A single strangled, “Motherfucker!” escaped Frank’s lips as he landed on the concrete floor with Gerard on top of him. For all his fatalistic bravado, he had not really wanted to die like this. To be found in the morning, after Project 5-90’s escape had been discovered, with his pants around his ankles and his dick still at half-staff…

“It’s okay,” Gerard murmured, and Frank froze where he was. Gerard hooked an arm under Frank’s knees, pushing them up to his chest; Frank watched breathlessly as he moved above him, feeling his way. He was still wearing the blindfold, and without his deep eyes there seemed to be something missing from his face.

With a twitch of his hips, Gerard was within him once more, and Frank felt all the strength rush out of him. He half-raised himself, then fell back against the floor. His hands clutched at Gerard’s shoulders, as if they were the only thing keeping him anchored, the only thing keeping him from flying apart.

He knew he must have cried out, because Gerard bent over him, leaning close to his ear and whispering, “Hush… hush…”

The rough fabric of Gerard’s blindfold scraped up against his cheek, and Frank felt so unbearable sensitive that it seemed to rub his skin raw. He felt that with each certain and steady thrust, with each touch of his long-fingered hands, Gerard was driving him on, on, to some unsure future. Some time yet to pass, that had not yet been decided, or even dreamed.

He came hard, his hips bucking up against Gerard’s body, painting both of their stomachs with ropes of semen. Gerard followed him down.

For what seemed a long time, Frank lay still, watching the stars revolve behind his closed eyelids. Gerard moved first, lifting himself up on his hands. He slipped off his blindfold, and he and Frank opened their eyes at the same time.

Frank was deeply conscious of Gerard studying his face intently, and deeply conscious of himself making a very careful study in return. All at once, he remembered what he had come here to say.

“Will you run away with me?”

“What?” Gerard said, though he did not sound baffled or bewildered.

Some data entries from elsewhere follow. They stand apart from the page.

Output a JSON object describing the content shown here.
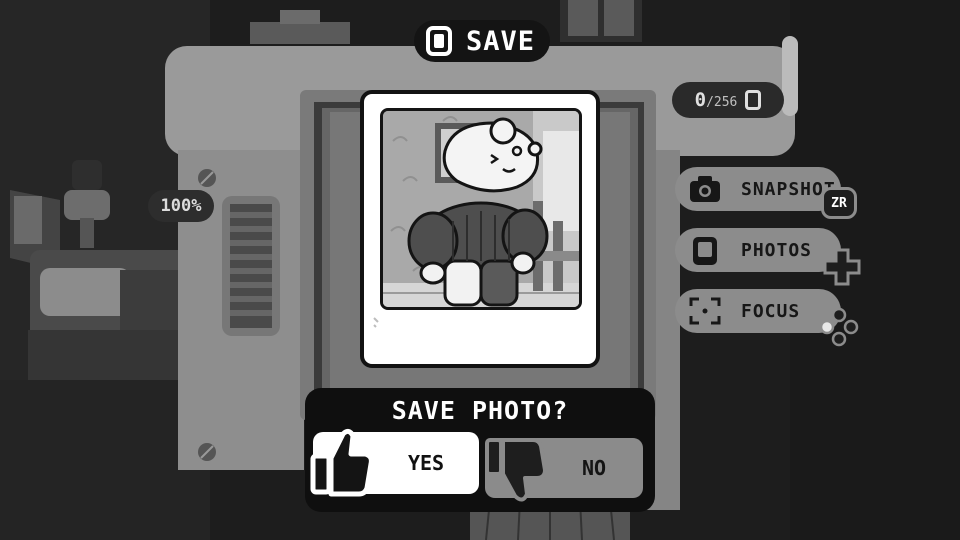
{
  "header": {
    "title": "SAVE",
    "icon": "photo-icon"
  },
  "counter": {
    "current": "0",
    "total": "/256",
    "icon": "photo-icon"
  },
  "zoom": {
    "label": "100%"
  },
  "menu": {
    "items": [
      {
        "label": "SNAPSHOT",
        "icon": "camera-icon",
        "button_hint": "ZR"
      },
      {
        "label": "PHOTOS",
        "icon": "photo-icon",
        "button_hint": "dpad-icon"
      },
      {
        "label": "FOCUS",
        "icon": "focus-icon",
        "button_hint": "face-buttons-icon"
      }
    ]
  },
  "dialog": {
    "title": "SAVE PHOTO?",
    "yes_label": "YES",
    "no_label": "NO"
  }
}
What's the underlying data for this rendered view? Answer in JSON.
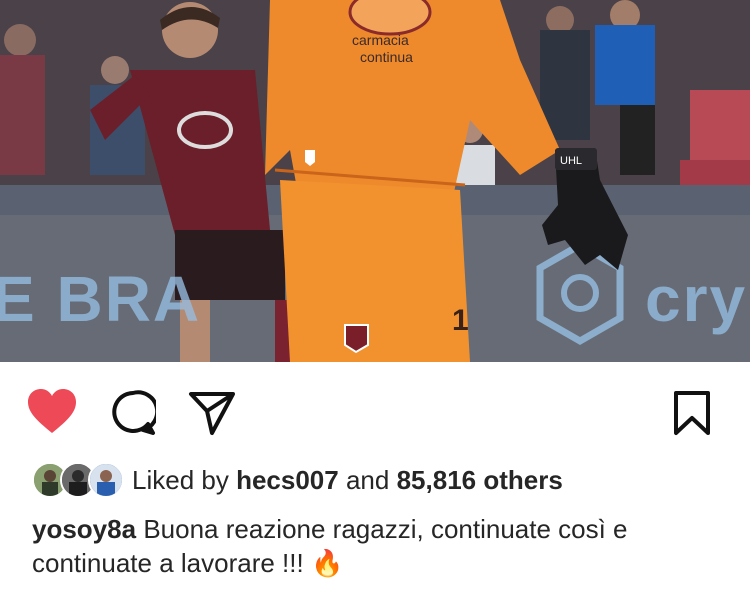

“I hate this place. I can’t stand it anymore. I feel like I’m smothering here, little by little, so slowly that when the time finally comes for me to die, I won’t even know it for what it is. I won’t even remember how to fight it.”

“Where could we go?”

“To the desert,” Frank said instantly. “Out there, people are still free.”

“It’s dangerous.”

“I don’t care. It’s dangerous here, too. And maybe I’d prefer a senseless, anonymous death at the hands of SCARECROW then for the Manskinner to finally get around to cooking up a nice noble suicide mission for me.”

“I understand,” Gerard said. He pushed to his knees, tucking himself back into his pants and buttoning up. “We’ll need a car.”

“I’ll steal one.” Now Frank, too, was climbing to his feet. He felt renewed in purpose, so much so that for a moment he wondered why his legs felt so shaky and weak.

All at once, he remembered, and he looked down into Gerard’s upturned face.

“I trust you, you know,” he said.

“I know. I trust you, too.”

Frank offered his hand. Gerard took it and stood up. Together, they went out, side-by-side into the waiting night.